Google has tripled rewards for revealing the weaknesses in its network under the Google Play Security Reward Program and the Chrome Vulnerability Reward Program. Digital bounty hunters now stand a chance to make much more money from Google.
Google has already paid over $15 million to researchers to check security breaches since the inception of the bug bounty program in 2010. The bug bounty programs have excellently complemented the existing internal security issues and concerns of the organization. The program has motivated individuals and hackers to find flaws in the system and disclose them to the tech giant. This smart move of rewarding the hackers has stopped them from using the flaws maliciously or selling them to parties that could potentially threaten the Google security system.
Experts from Google agree that rewarding security researchers with bounties cost minimal, as compared to paying for a severe security snafu. The Chrome Vulnerability Rewards Program has received more than 8,500 reports of potential security threats with a payout of only $5 million since 2010. Google’s smart move has secured not only Chrome but also other Chromium-related browsers. With hackers on the beck n call, Google has now tripled the baseline reward amount from $5,000 to $15,000. The maximum reward has also been doubled from $15,000 to $30000, with double bonus opportunity for bugs found via the Chrome Fuzzer Program from $500 to $1,000. Google is focused on developing a high-quality reporting system with updated bug categories.

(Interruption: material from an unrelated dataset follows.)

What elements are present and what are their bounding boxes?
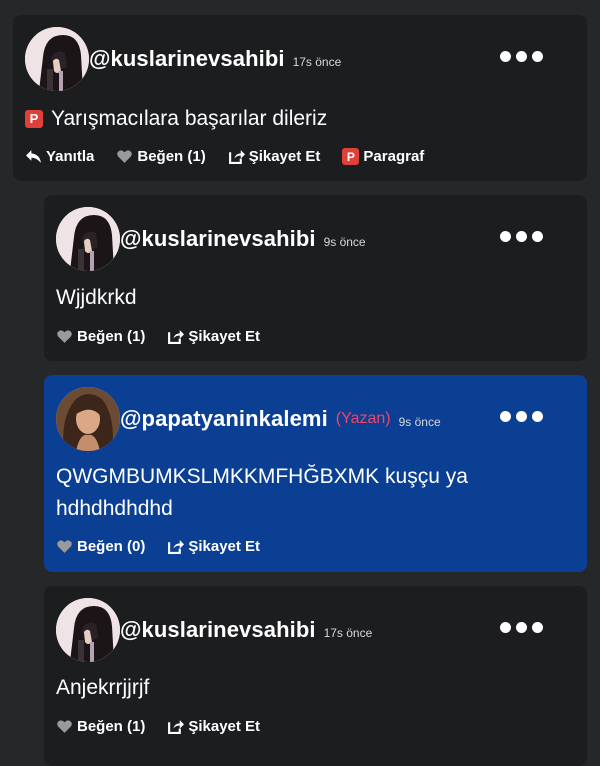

For the Chrome OS enabled systems, Google has increased the standing reward from $100,000 to $150,000, focusing on checking the chains of exploitation that can compromise with a Chromebox or Chromebook with persistence in guest mode. The company has also tripled the theft of insecure private data and protected app components from $1,000 to $3,000.
This initiative also encompasses additional reward categories for security bugs in lock screen bypasses and firmware. Bug bounty programs have become an established strategy among different tech companies for incentivizing individuals and hackers to highlight flaws in their systems.
This strategy has become popular and successful because it is highly lucrative for these researchers. Although the numbers seem to be eye-watering sums of money earned by non-contracted workers, this program is reasonably cost-effective for Google. The enormous financial and reputational damage that cyber-attacks can cause legitimizes this expenditure.